Financial advisers say a family can make its savings plan more efficient by putting the funds into a custodial account in the child's name. In this way the interest on the money is taxed at the child's lower tax rates. Under current tax law, each parent may give each child $10,000 every year. So up to $20,000 per child can be set aside.

Funds in the account can be invested in a money market mutual fund or in a fixed income investment like a bond. Brokers and bankers both can provide aid in establishing custodial accounts.

Two cautions: Colleges sometimes require a greater contribution from a child's savings account than from a parent's when determining financial assistance. Another caution: Once money is transferred to a child, it belongs to him. So upon reaching legal age, he could spend the money for some purpose other than college. Parents can get around this problem by putting the money they give a child into a trust. In addition to the cost of setting up a trust, ''you have to commit the principal for ten years,'' Mr. Cunningham says.

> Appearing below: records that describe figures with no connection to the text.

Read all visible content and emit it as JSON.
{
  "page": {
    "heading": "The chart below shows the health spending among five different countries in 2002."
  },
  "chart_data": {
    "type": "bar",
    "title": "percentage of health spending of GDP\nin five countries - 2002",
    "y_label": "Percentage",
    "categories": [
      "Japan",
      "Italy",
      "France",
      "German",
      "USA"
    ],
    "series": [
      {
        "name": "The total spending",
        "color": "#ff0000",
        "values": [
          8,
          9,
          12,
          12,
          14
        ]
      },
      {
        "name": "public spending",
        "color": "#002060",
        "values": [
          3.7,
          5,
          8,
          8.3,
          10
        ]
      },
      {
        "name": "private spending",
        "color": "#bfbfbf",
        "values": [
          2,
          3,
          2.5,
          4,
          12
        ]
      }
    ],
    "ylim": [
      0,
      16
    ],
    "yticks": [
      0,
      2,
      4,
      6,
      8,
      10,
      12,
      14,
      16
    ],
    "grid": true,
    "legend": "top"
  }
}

When the student reaches legal age, parents may make an interest-free loan to him. Unlike a trust, the loan can be called back at any time. The student can invest the loan proceeds and pay tax on the interest at a lower rate than the parents would pay.

If the parents do not have the money to make such a loan, it may pay to borrow funds and then lend them to the child.

Here is a simple example of how such a transaction can work. The parent borrows $1,000 at 18 percent intersest. The loan thus costs him $180 a year. But the parent gets a tax deduction for the interest. If the parent is in the 50 percent tax bracket, the actual cost of the loan is $90.

Meanwhile, the child invests the funds in a money market fund earning 12 percent, or $120.

At the end of the first year, the family's gain on the maneuver is the $120 the child earned in the money fund less the $90 the parents paid for them. Of course, the higher the yield the child earns and the less the parent pays for the loan, the better this scheme works. So families who can do so should consider taking out interest-free loans from profit-sharing plans and credit unions, accountants say.

To have protection under court cases allowing such loans, the student must be of a legal age to enter into contracts. And parent and student must execute a legally enforceable note saying the loan is payable on demand.

Parents should remember that their student could take loan proceeds and make purchases that have noting to do with education.

Once college bills begin flowing in, it may make sense to give a child a gift of property whose value has climbed.

The strategy is for the child to sell the appreciated property. His gain on the sale would be the same as the parents would have posted on the transaction. But being in a lower tax bracket, the child pays less tax on the sale.

''Never do this'' with property which has gone down in value, Cunningham says. The parent would ''be in a better postion to use the loss himself'' to reduce his taxes.